Wait, our brains change roughly every 30 years?!? Our wiring and how we think and see the world changes every 30ish years? Sounds like a Saturn Return.
So what are these changes in the brain?
…during the second phase, between 9 and 32 years old, “…information gets from one place to another more quickly.” (Alexa Mousley) This may support the development of skills like planning and decision-making…
So, our brains rewire at 30 to transform how we organize and make meaning in our lives.
And then at 66,
…connections between brain regions switch back to gradually losing efficiency. “…the 30s map onto a lot of different major lifestyle changes – for instance, having kids, settling down – so that could play a role,” says Mousley.
Hence, this brain transformation provides an analysis and re-visioning of things.
These major turning points in our brain seem, strangely, to coincide with Saturn Returns—times when the ways we make meaning in our lives no longer work or support us.
Oh, my stars.
Throughout my life, I have felt an urge to defend my interest in astrology, because I have a large bucket of anecdotal evidence that suggests its usefulness. Yet, as both a man of science (electrical engineer) and a practitioner of energy healing (Reiki Master), I have tried to conceive of many explanations for justifying it to others.
My most recent theory has to do with quantum entanglement. But, given these discoveries about the brain, it seems like I no longer have to work that hard. Neuroscience is having a moment these days (as I’ve written about previously) as it is being used to provide scientific reasons for many human conditions that aren’t directly related to the head.

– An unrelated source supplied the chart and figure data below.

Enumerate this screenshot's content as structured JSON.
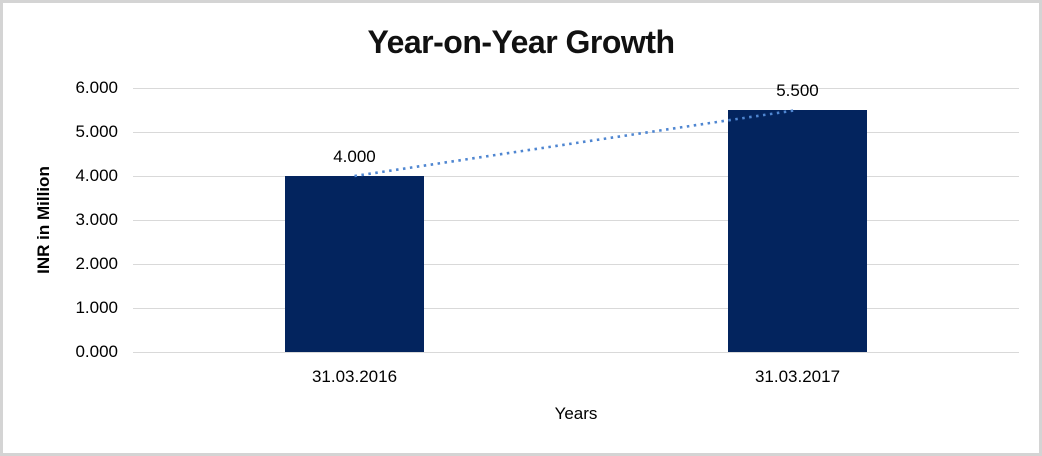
{
  "frame": {
    "border_color": "#d4d4d4",
    "background_color": "#ffffff"
  },
  "chart_data": {
    "type": "bar",
    "title": "Year-on-Year Growth",
    "xlabel": "Years",
    "ylabel": "INR in Million",
    "categories": [
      "31.03.2016",
      "31.03.2017"
    ],
    "series": [
      {
        "name": "INR in Million",
        "type": "bar",
        "values": [
          4.0,
          5.5
        ],
        "value_labels": [
          "4.000",
          "5.500"
        ],
        "color": "#03245e"
      },
      {
        "name": "trendline",
        "type": "dotted-line",
        "values": [
          4.0,
          5.5
        ],
        "color": "#4f86d1"
      }
    ],
    "ylim": [
      0,
      6
    ],
    "ytick_step": 1,
    "ytick_labels": [
      "0.000",
      "1.000",
      "2.000",
      "3.000",
      "4.000",
      "5.000",
      "6.000"
    ],
    "grid": "horizontal",
    "gridline_color": "#d9d9d9",
    "legend_position": "none"
  }
}
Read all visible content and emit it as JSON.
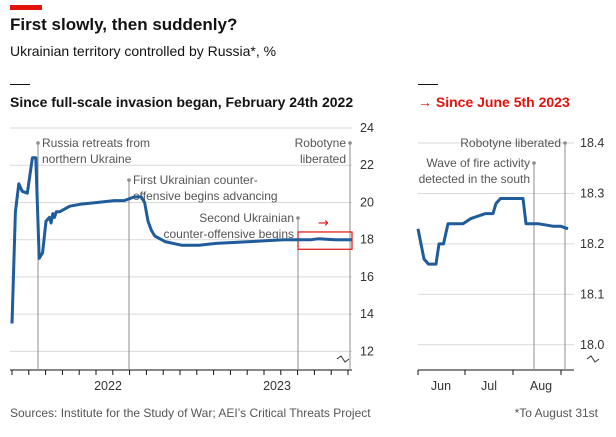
{
  "title": "First slowly, then suddenly?",
  "subtitle": "Ukrainian territory controlled by Russia*, %",
  "source": "Sources: Institute for the Study of War; AEI’s Critical Threats Project",
  "footnote": "*To August 31st",
  "colors": {
    "accent": "#e3120b",
    "line": "#1f5c99",
    "grid": "#d9d9d9",
    "annotation": "#8c8c8c"
  },
  "chart_data": [
    {
      "type": "line",
      "title": "Since full-scale invasion began, February 24th 2022",
      "xlabel": "",
      "ylabel": "",
      "ylim": [
        11,
        24
      ],
      "yticks": [
        "24",
        "22",
        "20",
        "18",
        "16",
        "14",
        "12"
      ],
      "xtick_labels": [
        "2022",
        "2023"
      ],
      "x": [
        0,
        0.01,
        0.02,
        0.025,
        0.03,
        0.045,
        0.06,
        0.07,
        0.08,
        0.09,
        0.1,
        0.11,
        0.115,
        0.12,
        0.125,
        0.13,
        0.14,
        0.15,
        0.17,
        0.2,
        0.25,
        0.3,
        0.33,
        0.36,
        0.38,
        0.39,
        0.4,
        0.41,
        0.42,
        0.45,
        0.5,
        0.55,
        0.6,
        0.7,
        0.8,
        0.85,
        0.88,
        0.9,
        0.95,
        1.0
      ],
      "series": [
        {
          "name": "Russian-controlled territory",
          "values": [
            13.5,
            19.5,
            21.0,
            20.8,
            20.6,
            20.5,
            22.4,
            22.4,
            17.0,
            17.3,
            19.0,
            19.2,
            18.9,
            19.4,
            19.2,
            19.5,
            19.5,
            19.6,
            19.8,
            19.9,
            20.0,
            20.1,
            20.1,
            20.3,
            20.3,
            20.0,
            19.0,
            18.5,
            18.2,
            17.9,
            17.7,
            17.7,
            17.8,
            17.9,
            18.0,
            18.0,
            18.0,
            18.05,
            18.0,
            18.0
          ]
        }
      ],
      "annotations": [
        {
          "label": "Russia retreats from northern Ukraine",
          "x": 0.08
        },
        {
          "label": "First Ukrainian counter-offensive begins advancing",
          "x": 0.38
        },
        {
          "label": "Second Ukrainian counter-offensive begins",
          "x": 0.85
        },
        {
          "label": "Robotyne liberated",
          "x": 1.0
        }
      ],
      "title_lines": {
        "ann0": [
          "Russia retreats from",
          "northern Ukraine"
        ],
        "ann1": [
          "First Ukrainian counter-",
          "offensive begins advancing"
        ],
        "ann2": [
          "Second Ukrainian",
          "counter-offensive begins"
        ],
        "ann3": [
          "Robotyne",
          "liberated"
        ]
      },
      "highlight_box": {
        "y_range": [
          17.7,
          18.2
        ],
        "x_range": [
          0.85,
          1.0
        ]
      },
      "arrow": "→"
    },
    {
      "type": "line",
      "title": "→ Since June 5th 2023",
      "xlabel": "",
      "ylabel": "",
      "ylim": [
        17.95,
        18.4
      ],
      "yticks": [
        "18.4",
        "18.3",
        "18.2",
        "18.1",
        "18.0"
      ],
      "xtick_labels": [
        "Jun",
        "Jul",
        "Aug"
      ],
      "x": [
        0,
        0.02,
        0.04,
        0.07,
        0.12,
        0.14,
        0.17,
        0.2,
        0.3,
        0.35,
        0.45,
        0.5,
        0.52,
        0.55,
        0.65,
        0.7,
        0.72,
        0.8,
        0.9,
        0.95,
        1.0
      ],
      "series": [
        {
          "name": "Russian-controlled territory",
          "values": [
            18.23,
            18.2,
            18.17,
            18.16,
            18.16,
            18.2,
            18.2,
            18.24,
            18.24,
            18.25,
            18.26,
            18.26,
            18.28,
            18.29,
            18.29,
            18.29,
            18.24,
            18.24,
            18.235,
            18.235,
            18.23
          ]
        }
      ],
      "annotations": [
        {
          "label": "Wave of fire activity detected in the south",
          "x": 0.72
        },
        {
          "label": "Robotyne liberated",
          "x": 0.97
        }
      ],
      "title_lines": {
        "ann0": [
          "Wave of fire activity",
          "detected in the south"
        ],
        "ann1": [
          "Robotyne liberated"
        ]
      }
    }
  ]
}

I see astrology, tarot, mythology, archetypes from Jungian psychology, and other beliefs as ways to tell stories about our life experiences. They facilitate the making sense of the nonsensical, like the ancients inventing gods, fairies, election manipulation, and curious disease-tracking statistics.
Whatever you believe (if someone isn’t lying or hiding the evidence), I think that actual science will eventually show the way. It seems to have so far.
I guess what I’m saying is that however you make meaning in your life, try to be open to occasional introspection and don’t be afraid to make course corrections to keep you on your path (leaving a well-paying, secure job in NYC for an unpredictable venture into novel writing was too scary for me to attempt).
Whether it’s written in the stars or just a maturation of our brains, we seem predestined to experience considerable transformations. What we call it doesn’t matter. What matters is that we listen.
I’m at the beginning of my second Saturn Return, and boy am I feeling some of the ways I strayed from my path after my first one. Stay tuned.
Happy reading, happy writing, happy evolving.